The team that hacked Amazon Echo & other smart speakers using a laser pointer continue to investigate why MEMS microphones respond to sound.
Think about a hacking into an Amazon Alexa device using a laser beam, & then doing some online shopping using that person account!
This is a situation presented by a research group who are exploring why digital home assistants, & other sensing systems that use sound commands to perform functions can be hacked by light.
The same team that in 2020 mounted a signal-injection attack against a range of smart speakers just by using a laser pointer are still unwrapping the mystery of why the micro-electro-mechanical systems (MEMS) microphones in the products turn the light signals into sound.
Researchers said then that they were able to launch ‘inaudible commands’ by shining lasers from as far as 360ft. at the microphones on various popular voice assistants, including Amazon Alexa, Apple Siri, Facebook Portal, & Google Assistant.
“By modulating an electrical signal in the intensity of a light beam, attackers can trick microphones into producing electrical signals as if they are receiving genuine audio,” said researchers at the time.
This team– Sara Rampazzi, Assistant Professor at the University of Florida; & Benjamin Cyr & Daniel Genkin, a PhD student & an Assistant Professor, respectively, at the University of Michigan has expanded these light-based attacks beyond the digital assistants into other aspects of the connected home.
They widened their research to reveal how light can be used to manipulate a wider range of digital assistants including Amazon Echo 3, but also sensing systems found in medical devices, autonomous vehicles, industrial systems & even space systems.

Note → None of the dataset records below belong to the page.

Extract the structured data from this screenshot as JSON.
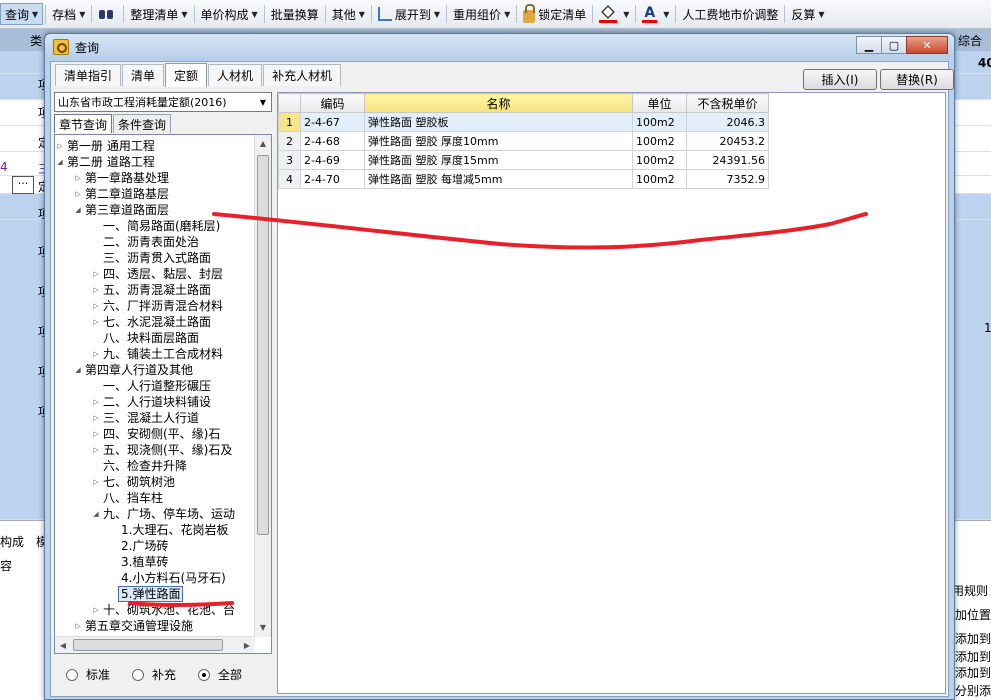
{
  "toolbar": {
    "items": [
      {
        "label": "查询",
        "arrow": true,
        "active": true
      },
      {
        "label": "存档",
        "arrow": true
      },
      {
        "label": "",
        "icon": "binoculars-icon"
      },
      {
        "label": "整理清单",
        "arrow": true
      },
      {
        "label": "单价构成",
        "arrow": true
      },
      {
        "label": "批量换算"
      },
      {
        "label": "其他",
        "arrow": true
      },
      {
        "label": "展开到",
        "arrow": true,
        "icon": "tree-expand-icon"
      },
      {
        "label": "重用组价",
        "arrow": true
      },
      {
        "label": "锁定清单",
        "icon": "lock-icon"
      },
      {
        "label": "",
        "arrow": true,
        "icon": "fill-color-icon"
      },
      {
        "label": "",
        "arrow": true,
        "icon": "font-color-icon"
      },
      {
        "label": "人工费地市价调整"
      },
      {
        "label": "反算",
        "arrow": true
      }
    ]
  },
  "background": {
    "header_left": "类",
    "header_right": "综合",
    "right_value_1": "40",
    "right_value_2": "1",
    "left_rows": [
      "项",
      "项",
      "定",
      "4",
      "三",
      "定",
      "项",
      "项",
      "项",
      "项",
      "项",
      "项"
    ],
    "bottom_left": [
      "构成",
      "模",
      "容"
    ],
    "bottom_right": [
      "用规则",
      "加位置",
      "添加到",
      "添加到",
      "添加到",
      "分别添"
    ]
  },
  "dialog": {
    "title": "查询",
    "buttons": {
      "insert": "插入(I)",
      "replace": "替换(R)"
    },
    "tabs": [
      {
        "label": "清单指引",
        "active": false
      },
      {
        "label": "清单",
        "active": false
      },
      {
        "label": "定额",
        "active": true
      },
      {
        "label": "人材机",
        "active": false
      },
      {
        "label": "补充人材机",
        "active": false
      }
    ],
    "library": "山东省市政工程消耗量定额(2016)",
    "subtabs": [
      {
        "label": "章节查询",
        "active": true
      },
      {
        "label": "条件查询",
        "active": false
      }
    ],
    "tree": [
      {
        "label": "第一册 通用工程",
        "level": 0,
        "toggle": "▷"
      },
      {
        "label": "第二册 道路工程",
        "level": 0,
        "toggle": "◢"
      },
      {
        "label": "第一章路基处理",
        "level": 1,
        "toggle": "▷"
      },
      {
        "label": "第二章道路基层",
        "level": 1,
        "toggle": "▷"
      },
      {
        "label": "第三章道路面层",
        "level": 1,
        "toggle": "◢"
      },
      {
        "label": "一、简易路面(磨耗层)",
        "level": 2,
        "toggle": ""
      },
      {
        "label": "二、沥青表面处治",
        "level": 2,
        "toggle": ""
      },
      {
        "label": "三、沥青贯入式路面",
        "level": 2,
        "toggle": ""
      },
      {
        "label": "四、透层、黏层、封层",
        "level": 2,
        "toggle": "▷"
      },
      {
        "label": "五、沥青混凝土路面",
        "level": 2,
        "toggle": "▷"
      },
      {
        "label": "六、厂拌沥青混合材料",
        "level": 2,
        "toggle": "▷"
      },
      {
        "label": "七、水泥混凝土路面",
        "level": 2,
        "toggle": "▷"
      },
      {
        "label": "八、块料面层路面",
        "level": 2,
        "toggle": ""
      },
      {
        "label": "九、铺装土工合成材料",
        "level": 2,
        "toggle": "▷"
      },
      {
        "label": "第四章人行道及其他",
        "level": 1,
        "toggle": "◢"
      },
      {
        "label": "一、人行道整形碾压",
        "level": 2,
        "toggle": ""
      },
      {
        "label": "二、人行道块料铺设",
        "level": 2,
        "toggle": "▷"
      },
      {
        "label": "三、混凝土人行道",
        "level": 2,
        "toggle": "▷"
      },
      {
        "label": "四、安砌侧(平、缘)石",
        "level": 2,
        "toggle": "▷"
      },
      {
        "label": "五、现浇侧(平、缘)石及",
        "level": 2,
        "toggle": "▷"
      },
      {
        "label": "六、检查井升降",
        "level": 2,
        "toggle": ""
      },
      {
        "label": "七、砌筑树池",
        "level": 2,
        "toggle": "▷"
      },
      {
        "label": "八、挡车柱",
        "level": 2,
        "toggle": ""
      },
      {
        "label": "九、广场、停车场、运动",
        "level": 2,
        "toggle": "◢"
      },
      {
        "label": "1.大理石、花岗岩板",
        "level": 3,
        "toggle": ""
      },
      {
        "label": "2.广场砖",
        "level": 3,
        "toggle": ""
      },
      {
        "label": "3.植草砖",
        "level": 3,
        "toggle": ""
      },
      {
        "label": "4.小方料石(马牙石)",
        "level": 3,
        "toggle": ""
      },
      {
        "label": "5.弹性路面",
        "level": 3,
        "toggle": "",
        "selected": true
      },
      {
        "label": "十、砌筑水池、花池、台",
        "level": 2,
        "toggle": "▷"
      },
      {
        "label": "第五章交通管理设施",
        "level": 1,
        "toggle": "▷"
      }
    ],
    "radios": [
      {
        "label": "标准",
        "checked": false
      },
      {
        "label": "补充",
        "checked": false
      },
      {
        "label": "全部",
        "checked": true
      }
    ],
    "grid": {
      "columns": [
        "编码",
        "名称",
        "单位",
        "不含税单价"
      ],
      "rows": [
        {
          "no": "1",
          "code": "2-4-67",
          "name": "弹性路面 塑胶板",
          "unit": "100m2",
          "price": "2046.3"
        },
        {
          "no": "2",
          "code": "2-4-68",
          "name": "弹性路面 塑胶 厚度10mm",
          "unit": "100m2",
          "price": "20453.2"
        },
        {
          "no": "3",
          "code": "2-4-69",
          "name": "弹性路面 塑胶 厚度15mm",
          "unit": "100m2",
          "price": "24391.56"
        },
        {
          "no": "4",
          "code": "2-4-70",
          "name": "弹性路面 塑胶 每增减5mm",
          "unit": "100m2",
          "price": "7352.9"
        }
      ]
    }
  },
  "colors": {
    "annotation": "#e8202a",
    "band_blue": "#bcd3ef",
    "header_blue": "#a7bdd8"
  }
}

Researchers also delved into how the devices connected to voice-activated assistants e.g. smart-locks, home switches & even cars also fail under common security vulnerabilities that can make these attacks more dangerous.
The report shows how using a digital assistant as the way in can let attackers take control of other home devices. When an attacker takes control of a digital assistant, he or she can use any device connected to it that also responds to voice commands.
These attacks can become even more complex, if these devices are connected to other elements of a smart home, e.g. smart door locks, garage doors, computers & even cars, they commented.
“User authentication on these devices is often lacking, allowing the attacker to use light-injected voice commands to unlock the target’s Smartlock-protected front doors, open garage doors, shop on e-commerce websites at the target’s expense, or even unlock & start various vehicles connected to the target’s Google account (e.g., Tesla & Ford),” researchers wrote.
The team plans to present the evolution of their research at Black Hat Europe on Dec. 10, though they acknowledge they still aren’t entirely sure why the light-based attack works, Cyr said in a report published on Dark Reading.
“There’s still some mystery around the physical causality on how it’s working,” he told the publication. “We’re investigating that more in-depth.”
The attack that researchers outlined in 2020 used the design smart assistants’ microphones — the latest generation of Amazon Echo, Apple Siri, Facebook Portal & Google Home & was dubbed “light commands.”
Researchers focused on the MEMs microphones, which work by converting sound (voice commands) into electrical signals. However, the team said that they were able to launch inaudible commands by shining lasers — from as far as 110 meters, or 360 feet — at the microphones.
The team does offer some mitigations for these attacks from both software and hardware perspectives. On the software side, users can add an extra layer of authentication on devices to “somewhat” prevent attacks, although usability can suffer, researchers suggested.
In terms of hardware, reducing the amount of light that reaches the microphones by using a barrier or diffracting film to physically block straight light beams — allowing soundwaves to detour around the obstacle — could help mitigate attacks, they concluded.